Il raconte l'histoire vraie de deux expéditions tragiques dans l'Himalaya, auxquelles avait participé Jon Krakauer. Leurs participants avaient été pris dans une violente tempête de neige qui avait coûté la vie à plusieurs d'entre eux les 10 et 11 mai 1996.

Tourné en partie au Népal et dans les Alpes italiennes, ce film d'aventure à suspense américano-islando-britannique, aux plus de 50 millions de dollars de budget, s'intéresse au destin de quelques-uns de ces alpinistes, des préparatifs et de l'entraînement à l'ascension puis à la tragédie.

Emmenés par deux guides aux personnalités et aux méthodes bien différentes, Rob Hall - incarné par l'acteur australien Jason Clarke ("Zero Dark Thirty") - attendu par sa femme enceinte (Keira Knightley) et le laxiste Scott Fischer, joué par Jake Gyllenhaal (Le Secret de Brokeback Mountain"), ces aventuriers vont lutter contre les éléments les plus extrêmes, puis pour leur survie.

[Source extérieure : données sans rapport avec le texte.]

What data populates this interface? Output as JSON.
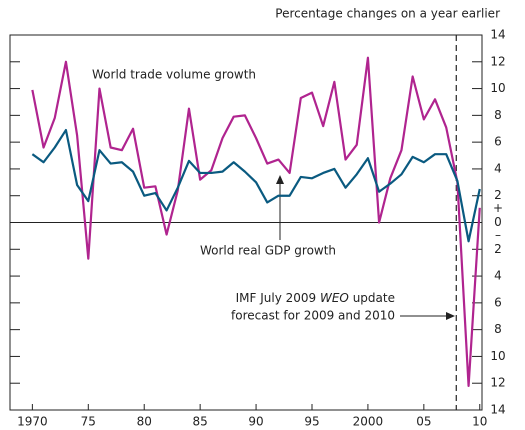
{
  "chart_data": {
    "type": "line",
    "subtitle": "Percentage changes on a year earlier",
    "x": [
      1970,
      1971,
      1972,
      1973,
      1974,
      1975,
      1976,
      1977,
      1978,
      1979,
      1980,
      1981,
      1982,
      1983,
      1984,
      1985,
      1986,
      1987,
      1988,
      1989,
      1990,
      1991,
      1992,
      1993,
      1994,
      1995,
      1996,
      1997,
      1998,
      1999,
      2000,
      2001,
      2002,
      2003,
      2004,
      2005,
      2006,
      2007,
      2008,
      2009,
      2010
    ],
    "series": [
      {
        "name": "World trade volume growth",
        "color": "#b0248f",
        "values": [
          9.9,
          5.6,
          7.8,
          12,
          6.5,
          -2.7,
          10,
          5.6,
          5.4,
          7,
          2.6,
          2.7,
          -0.9,
          2.4,
          8.5,
          3.2,
          3.9,
          6.3,
          7.9,
          8,
          6.3,
          4.4,
          4.7,
          3.7,
          9.3,
          9.7,
          7.2,
          10.5,
          4.7,
          5.8,
          12.3,
          0,
          3.3,
          5.4,
          10.9,
          7.7,
          9.2,
          7.1,
          3,
          -12.2,
          1.1
        ]
      },
      {
        "name": "World real GDP growth",
        "color": "#0a5a80",
        "values": [
          5.1,
          4.5,
          5.6,
          6.9,
          2.8,
          1.6,
          5.4,
          4.4,
          4.5,
          3.8,
          2,
          2.2,
          0.9,
          2.6,
          4.6,
          3.7,
          3.7,
          3.8,
          4.5,
          3.8,
          3,
          1.5,
          2,
          2,
          3.4,
          3.3,
          3.7,
          4,
          2.6,
          3.6,
          4.8,
          2.3,
          2.9,
          3.6,
          4.9,
          4.5,
          5.1,
          5.1,
          3.1,
          -1.4,
          2.5
        ]
      }
    ],
    "annotation": {
      "parts": [
        "IMF July 2009 ",
        "WEO",
        " update"
      ],
      "line2": "forecast for 2009 and 2010"
    },
    "sign_labels": [
      "+",
      "–"
    ],
    "forecast_x": 2007.9,
    "xlim": [
      1968,
      2010.2
    ],
    "xticks": [
      {
        "value": 1970,
        "label": "1970"
      },
      {
        "value": 1975,
        "label": "75"
      },
      {
        "value": 1980,
        "label": "80"
      },
      {
        "value": 1985,
        "label": "85"
      },
      {
        "value": 1990,
        "label": "90"
      },
      {
        "value": 1995,
        "label": "95"
      },
      {
        "value": 2000,
        "label": "2000"
      },
      {
        "value": 2005,
        "label": "05"
      },
      {
        "value": 2010,
        "label": "10"
      }
    ],
    "ylim": [
      -14,
      14
    ],
    "yticks": [
      {
        "value": -14,
        "label": "14"
      },
      {
        "value": -12,
        "label": "12"
      },
      {
        "value": -10,
        "label": "10"
      },
      {
        "value": -8,
        "label": "8"
      },
      {
        "value": -6,
        "label": "6"
      },
      {
        "value": -4,
        "label": "4"
      },
      {
        "value": -2,
        "label": "2"
      },
      0,
      2,
      4,
      6,
      8,
      10,
      12,
      14
    ]
  }
}
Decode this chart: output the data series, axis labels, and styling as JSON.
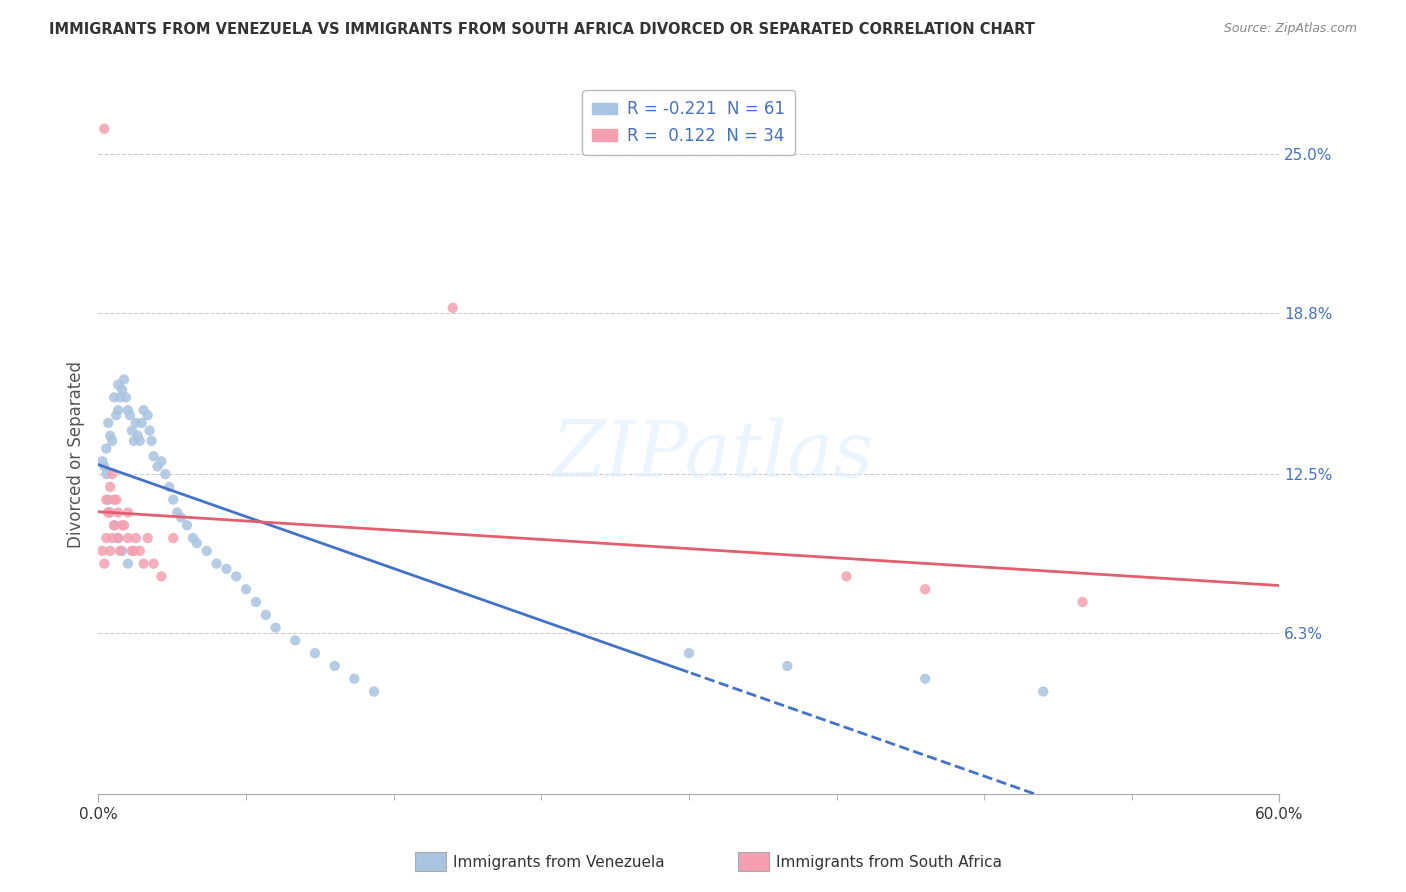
{
  "title": "IMMIGRANTS FROM VENEZUELA VS IMMIGRANTS FROM SOUTH AFRICA DIVORCED OR SEPARATED CORRELATION CHART",
  "source": "Source: ZipAtlas.com",
  "ylabel": "Divorced or Separated",
  "legend_label1": "Immigrants from Venezuela",
  "legend_label2": "Immigrants from South Africa",
  "r1": -0.221,
  "n1": 61,
  "r2": 0.122,
  "n2": 34,
  "color1": "#a8c4e0",
  "color2": "#f4a0b0",
  "trendline1_color": "#4472c4",
  "trendline2_color": "#e06070",
  "watermark": "ZIPatlas",
  "xlim": [
    0.0,
    0.6
  ],
  "ylim": [
    0.0,
    0.265
  ],
  "ytick_labels_right": [
    "6.3%",
    "12.5%",
    "18.8%",
    "25.0%"
  ],
  "ytick_values_right": [
    0.063,
    0.125,
    0.188,
    0.25
  ],
  "venezuela_x": [
    0.002,
    0.003,
    0.004,
    0.005,
    0.006,
    0.007,
    0.008,
    0.009,
    0.01,
    0.01,
    0.011,
    0.012,
    0.013,
    0.014,
    0.015,
    0.016,
    0.017,
    0.018,
    0.019,
    0.02,
    0.021,
    0.022,
    0.023,
    0.025,
    0.026,
    0.027,
    0.028,
    0.03,
    0.032,
    0.034,
    0.036,
    0.038,
    0.04,
    0.042,
    0.045,
    0.048,
    0.05,
    0.055,
    0.06,
    0.065,
    0.07,
    0.075,
    0.08,
    0.085,
    0.09,
    0.1,
    0.11,
    0.12,
    0.13,
    0.14,
    0.004,
    0.005,
    0.006,
    0.008,
    0.01,
    0.012,
    0.015,
    0.3,
    0.35,
    0.42,
    0.48
  ],
  "venezuela_y": [
    0.13,
    0.128,
    0.135,
    0.145,
    0.14,
    0.138,
    0.155,
    0.148,
    0.16,
    0.15,
    0.155,
    0.158,
    0.162,
    0.155,
    0.15,
    0.148,
    0.142,
    0.138,
    0.145,
    0.14,
    0.138,
    0.145,
    0.15,
    0.148,
    0.142,
    0.138,
    0.132,
    0.128,
    0.13,
    0.125,
    0.12,
    0.115,
    0.11,
    0.108,
    0.105,
    0.1,
    0.098,
    0.095,
    0.09,
    0.088,
    0.085,
    0.08,
    0.075,
    0.07,
    0.065,
    0.06,
    0.055,
    0.05,
    0.045,
    0.04,
    0.125,
    0.115,
    0.11,
    0.105,
    0.1,
    0.095,
    0.09,
    0.055,
    0.05,
    0.045,
    0.04
  ],
  "southafrica_x": [
    0.002,
    0.003,
    0.004,
    0.005,
    0.006,
    0.007,
    0.008,
    0.009,
    0.01,
    0.011,
    0.013,
    0.015,
    0.017,
    0.019,
    0.021,
    0.023,
    0.025,
    0.028,
    0.032,
    0.038,
    0.003,
    0.004,
    0.005,
    0.006,
    0.007,
    0.008,
    0.01,
    0.012,
    0.015,
    0.018,
    0.18,
    0.38,
    0.42,
    0.5
  ],
  "southafrica_y": [
    0.095,
    0.09,
    0.1,
    0.11,
    0.095,
    0.1,
    0.105,
    0.115,
    0.1,
    0.095,
    0.105,
    0.11,
    0.095,
    0.1,
    0.095,
    0.09,
    0.1,
    0.09,
    0.085,
    0.1,
    0.26,
    0.115,
    0.11,
    0.12,
    0.125,
    0.115,
    0.11,
    0.105,
    0.1,
    0.095,
    0.19,
    0.085,
    0.08,
    0.075
  ],
  "trendline1_x_solid_end": 0.3,
  "trendline1_x_end": 0.6,
  "trendline2_x_end": 0.6
}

Parmi eux, Beck Weathers, un Texan joué par Josh Brolin ("No Country For Old Men"), attendu par sa femme aux Etats-Unis (Robin Wright), ou encore Doug Hansen, un facteur fauché (John Hawkes).

'Métaphore de l'ambition'

Tous vont se retrouver aux prises avec la montagne, dans un film de facture classique mais qui fait ressentir le manque d'oxygène, le vertige et les défis impressionnants que représente cette ascension, tout en insistant sur la beauté de la nature et l'émotion dans les scènes les plus tragiques.

Baltasar Kormakur, 49 ans, dont c'est le dixième film après "101 Reykjavik", "Jar City" ou "Survivre" (qui racontait en 2012 l'histoire du rescapé d'un naufrage) prend le temps d'installer la situation et de mettre en place tous les ingrédients d'un drame, qui va se révéler peu à peu inexorable.

"Les paysages et les effets du climat constituent une part de mon identité car en Islande, la nature n'est jamais bien loin", souligne le réalisateur, également créateur de la série télévisée "Trapped", qui se déroule dans un village islandais bloqué par une tempête de neige, et dont un épisode a été présenté cette semaine au Festival international du film de Toronto (TIFF).

"J'ai toujours eu envie de raconter une histoire sur des gens qui affrontent la nature dans toute sa brutalité et qui grâce à cela, se révèlent subtilement à eux-mêmes", ajoute-t-il. "Les éruptions volcaniques et les villages emportés par des avalanches nous rappellent la puissance de mère Nature."

"Raconter une histoire exceptionnelle sur le sommet le plus haut du monde était une opportunité unique à ne rater sous aucun prétexte", estime-t-il.

Le film pose aussi la question des risques parfois sous-estimés de l'alpinisme et de la commercialisation des expéditions dans l'Himalaya.

Pour son réalisateur, il est également "une métaphore de l'ambition".

"On peut se demander pourquoi on souhaite gravir l'Everest, et personne ne peut vraiment répondre à une telle question", souligne-t-il.

"Il y a la montagne d'un côté et il y a le foyer de l'autre, et la distance entre les deux est immense, car chacun des deux pôles vous attire dans deux directions diamétralement opposées."